Anxiety, depression, stress or anger.
A deficiency in the brain chemical serotonin
An individual with a first-degree relative (parents, siblings, and children) that suffers from an eating disorder is more likely to develop such eating disorder.
SIGNS AND SYMPTOMS
Bulimia signs vary, but someone doesn’t have to have all of them to be suffering.
Are you bulimic?
Are you preoccupied about your body and your weight?
Are you obsessive with food and dieting?
Do you live in constant fear of gaining weight?
Are you afraid that when you start eating, you won’t be able to stop?
Do you ever eat to a point of discomfort and pain?
Do you feel guilty, ashamed, or depressed after you eat?
Do you vomit or take laxatives to control your weight?
Do you engage in excessive exercise after eating?
These signs dominates the life of a bulimic.
Other signs and symptoms include:
Not wanting to eat in public or in front of others
Scars on knuckles from self-induced vomiting
Teeth may look yellow due to exposure from stomach acid while vomiting.
Damaged gum.
DIAGNOSIS AND TREATMENT
DIAGNOSIS
If a bulimia case is suspected, the doctor will perform:
A full physical exam
Urine and blood tests
A psychological assessment including a discussion of eating habits and attitude towards food
Additional test to check for any related complications
TREATMENT
In treating bulimia, it is very important to have support from family, primary care provider, mental health provider and a dietician that has experience in treating eating disorder.
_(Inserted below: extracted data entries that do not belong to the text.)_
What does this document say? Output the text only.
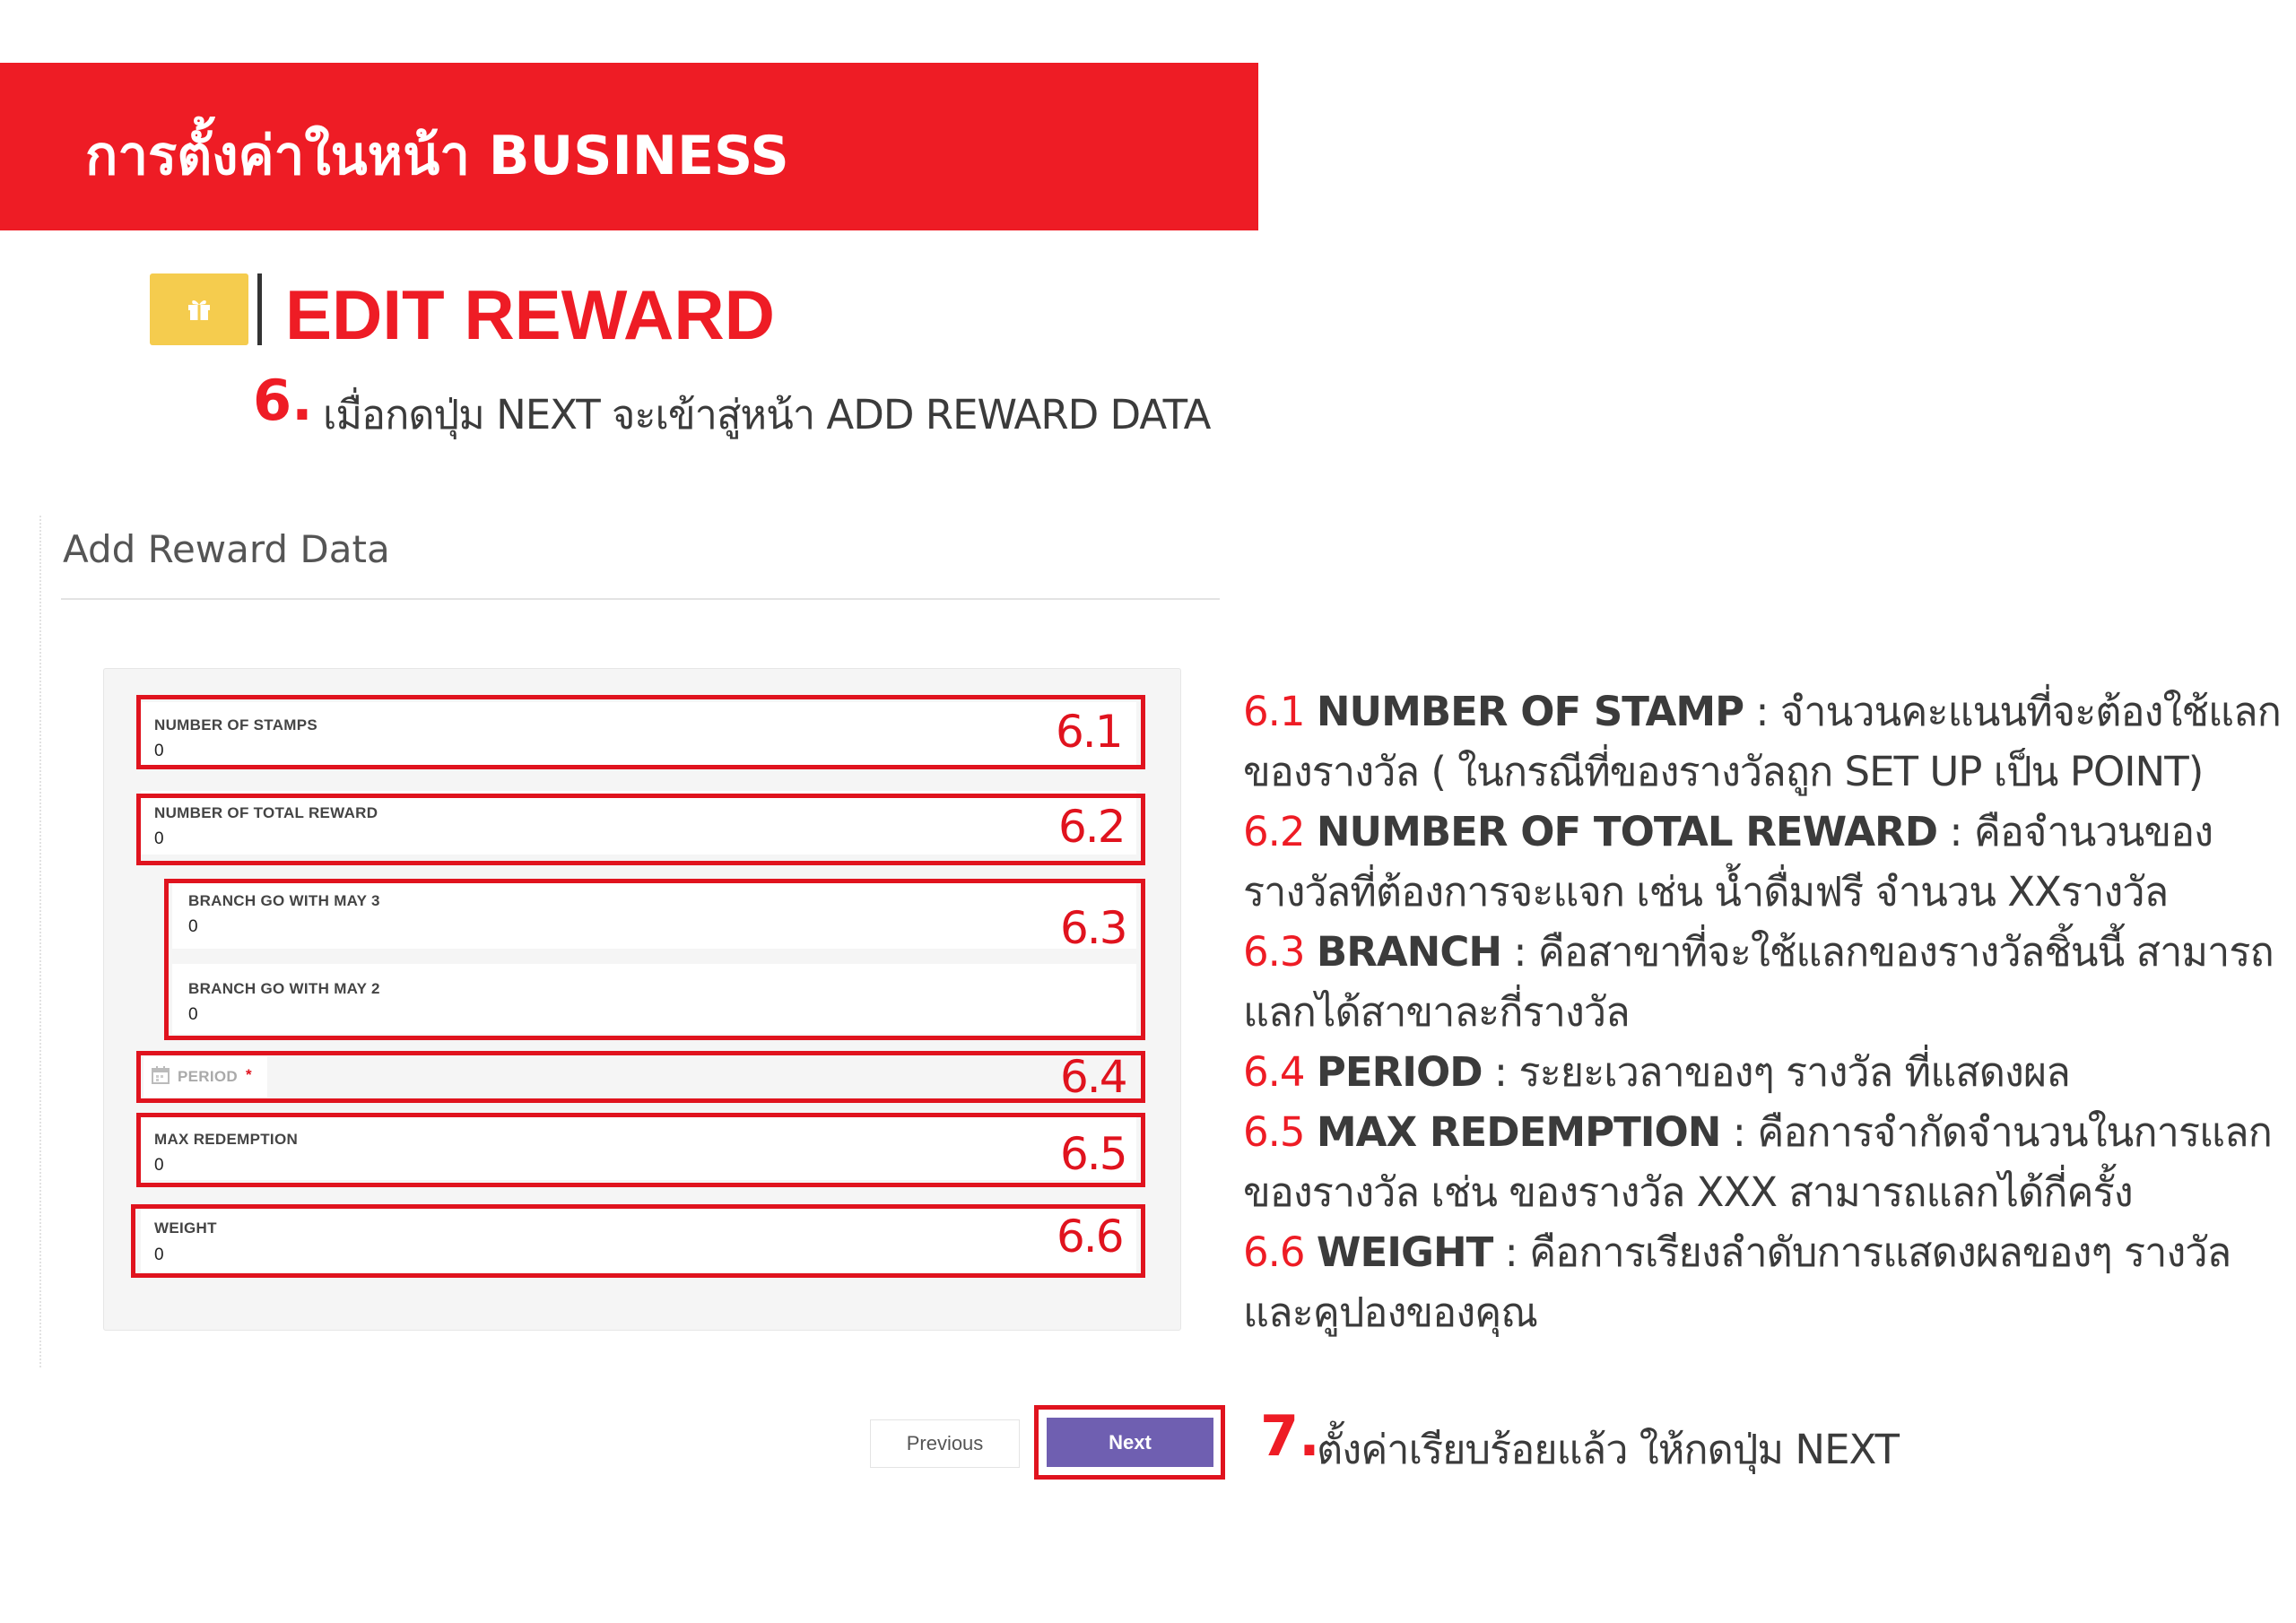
การตั้งค่าในหน้า BUSINESS
EDIT REWARD
6. เมื่อกดปุ่ม NEXT จะเข้าสู่หน้า ADD REWARD DATA
Add Reward Data
NUMBER OF STAMPS
0	6.1
NUMBER OF TOTAL REWARD
0	6.2
BRANCH GO WITH MAY 3
0
BRANCH GO WITH MAY 2
0
6.3
PERIOD *	6.4
MAX REDEMPTION
0	6.5
WEIGHT
0	6.6
6.1 NUMBER OF STAMP : จำนวนคะแนนที่จะต้องใช้แลกของรางวัล ( ในกรณีที่ของรางวัลถูก SET UP เป็น POINT)
6.2 NUMBER OF TOTAL REWARD : คือจำนวนของรางวัลที่ต้องการจะแจก เช่น น้ำดื่มฟรี จำนวน XXรางวัล
6.3 BRANCH : คือสาขาที่จะใช้แลกของรางวัลชิ้นนี้ สามารถแลกได้สาขาละกี่รางวัล
6.4 PERIOD : ระยะเวลาของๆ รางวัล ที่แสดงผล
6.5 MAX REDEMPTION : คือการจำกัดจำนวนในการแลกของรางวัล เช่น ของรางวัล XXX สามารถแลกได้กี่ครั้ง
6.6 WEIGHT : คือการเรียงลำดับการแสดงผลของๆ รางวัลและคูปองของคุณ
Previous	Next	7.
ตั้งค่าเรียบร้อยแล้ว ให้กดปุ่ม NEXT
Though several methods of treatment are required, combining anti-depressant and psychotherapy is the best way of treating such disorder.
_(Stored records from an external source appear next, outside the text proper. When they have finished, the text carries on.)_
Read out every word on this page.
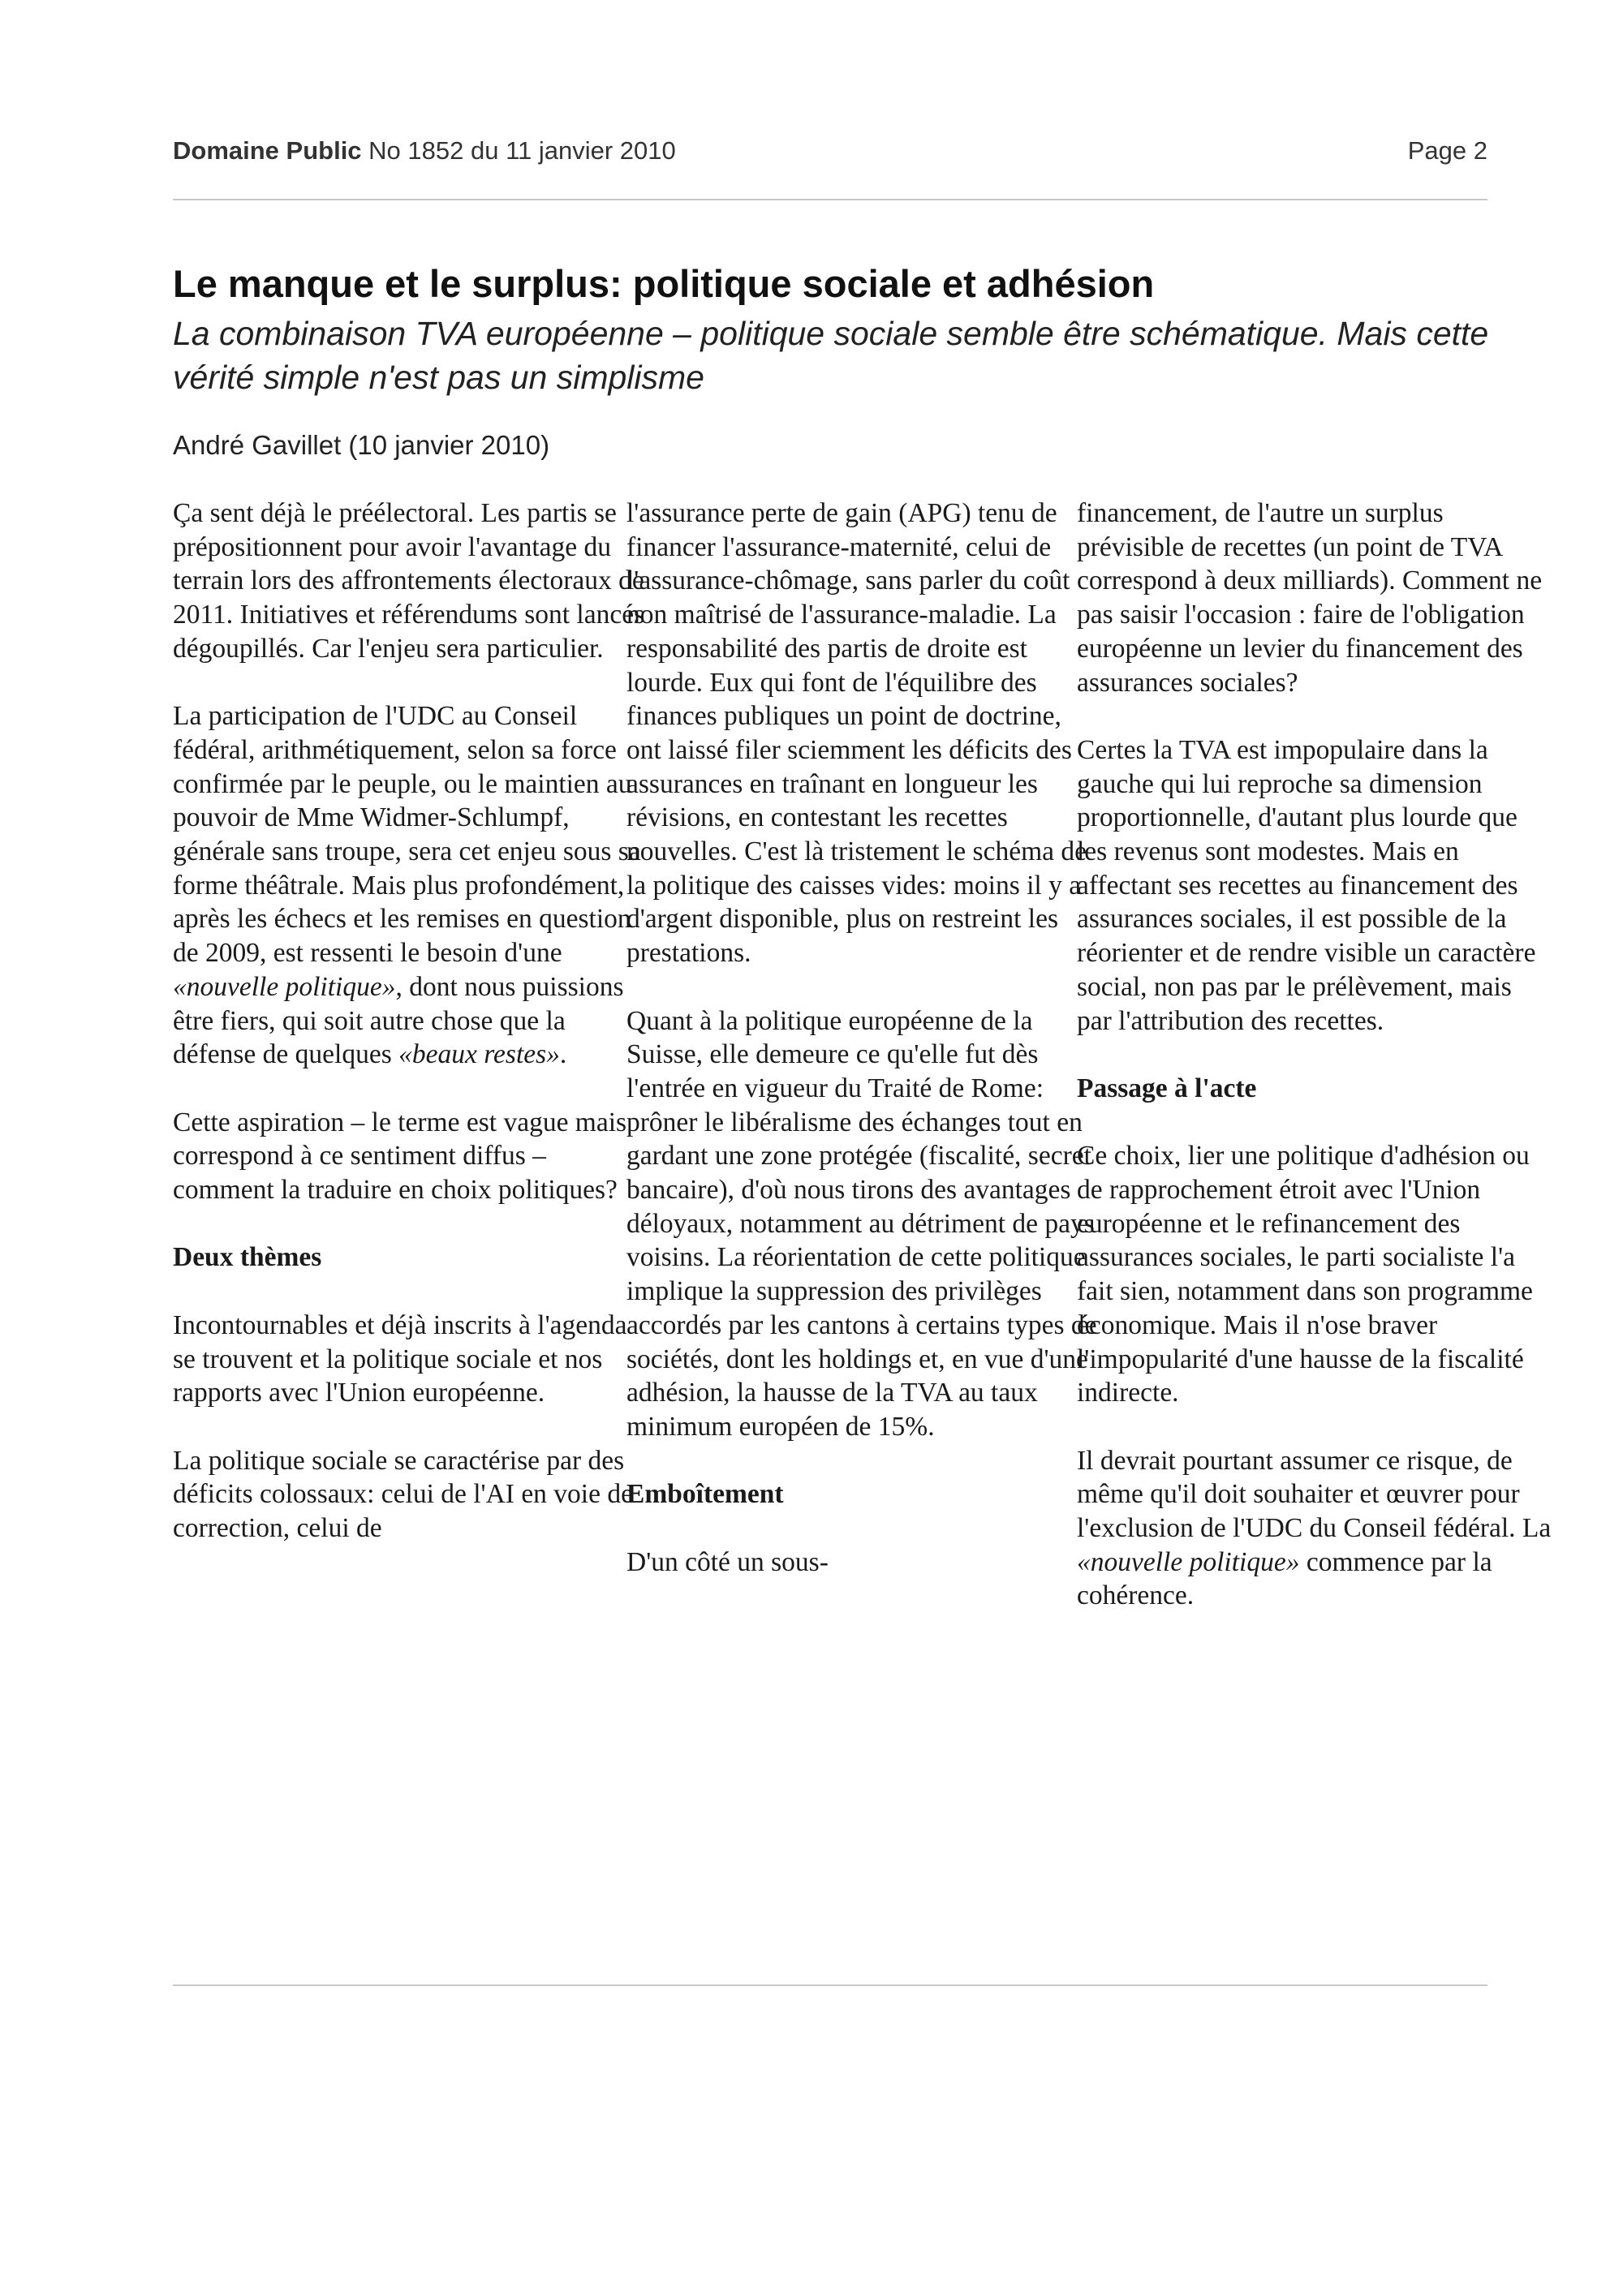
Domaine Public No 1852 du 11 janvier 2010	Page 2
Le manque et le surplus: politique sociale et adhésion
La combinaison TVA européenne – politique sociale semble être schématique. Mais cette vérité simple n'est pas un simplisme
André Gavillet (10 janvier 2010)

Ça sent déjà le préélectoral. Les partis se prépositionnent pour avoir l'avantage du terrain lors des affrontements électoraux de 2011. Initiatives et référendums sont lancés dégoupillés. Car l'enjeu sera particulier.

La participation de l'UDC au Conseil fédéral, arithmétiquement, selon sa force confirmée par le peuple, ou le maintien au pouvoir de Mme Widmer-Schlumpf, générale sans troupe, sera cet enjeu sous sa forme théâtrale. Mais plus profondément, après les échecs et les remises en question de 2009, est ressenti le besoin d'une «nouvelle politique», dont nous puissions être fiers, qui soit autre chose que la défense de quelques «beaux restes».

Cette aspiration – le terme est vague mais correspond à ce sentiment diffus – comment la traduire en choix politiques?

Deux thèmes

Incontournables et déjà inscrits à l'agenda se trouvent et la politique sociale et nos rapports avec l'Union européenne.

La politique sociale se caractérise par des déficits colossaux: celui de l'AI en voie de correction, celui de

l'assurance perte de gain (APG) tenu de financer l'assurance-maternité, celui de l'assurance-chômage, sans parler du coût non maîtrisé de l'assurance-maladie. La responsabilité des partis de droite est lourde. Eux qui font de l'équilibre des finances publiques un point de doctrine, ont laissé filer sciemment les déficits des assurances en traînant en longueur les révisions, en contestant les recettes nouvelles. C'est là tristement le schéma de la politique des caisses vides: moins il y a d'argent disponible, plus on restreint les prestations.

Quant à la politique européenne de la Suisse, elle demeure ce qu'elle fut dès l'entrée en vigueur du Traité de Rome: prôner le libéralisme des échanges tout en gardant une zone protégée (fiscalité, secret bancaire), d'où nous tirons des avantages déloyaux, notamment au détriment de pays voisins. La réorientation de cette politique implique la suppression des privilèges accordés par les cantons à certains types de sociétés, dont les holdings et, en vue d'une adhésion, la hausse de la TVA au taux minimum européen de 15%.

Emboîtement

D'un côté un sous-

financement, de l'autre un surplus prévisible de recettes (un point de TVA correspond à deux milliards). Comment ne pas saisir l'occasion : faire de l'obligation européenne un levier du financement des assurances sociales?

Certes la TVA est impopulaire dans la gauche qui lui reproche sa dimension proportionnelle, d'autant plus lourde que les revenus sont modestes. Mais en affectant ses recettes au financement des assurances sociales, il est possible de la réorienter et de rendre visible un caractère social, non pas par le prélèvement, mais par l'attribution des recettes.

Passage à l'acte

Ce choix, lier une politique d'adhésion ou de rapprochement étroit avec l'Union européenne et le refinancement des assurances sociales, le parti socialiste l'a fait sien, notamment dans son programme économique. Mais il n'ose braver l'impopularité d'une hausse de la fiscalité indirecte.

Il devrait pourtant assumer ce risque, de même qu'il doit souhaiter et œuvrer pour l'exclusion de l'UDC du Conseil fédéral. La «nouvelle politique» commence par la cohérence.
Significant reduction of symptoms may be experienced when antidepressant is combined with psychotherapy.
Fluoxetine (Prozac), a serotonin specific reuptake inhibitor (SSRI) is the only antidepressant specifically approved by the Food and Drug Administration to treat bulimia.
Psychotherapy known as psychological counselling involves talking about your bulimia and related issues with a mental health care provider. This discussion helps to pinpoint toxic, negative beliefs and replace them with healthy, positive ones. It also helps to identify difficulties in your relationships and addresses ways in which you can improve your communication and problem handling skills.
Dieticians may help in designing a healthy eating plan that focuses on healthy weight achievement, normal eating habit and good nutrition. A medically supervised weight-loss program may be beneficial.
Bulimia is mostly treated outside the hospital, in rare cases of serious complications, hospitalization may be necessary.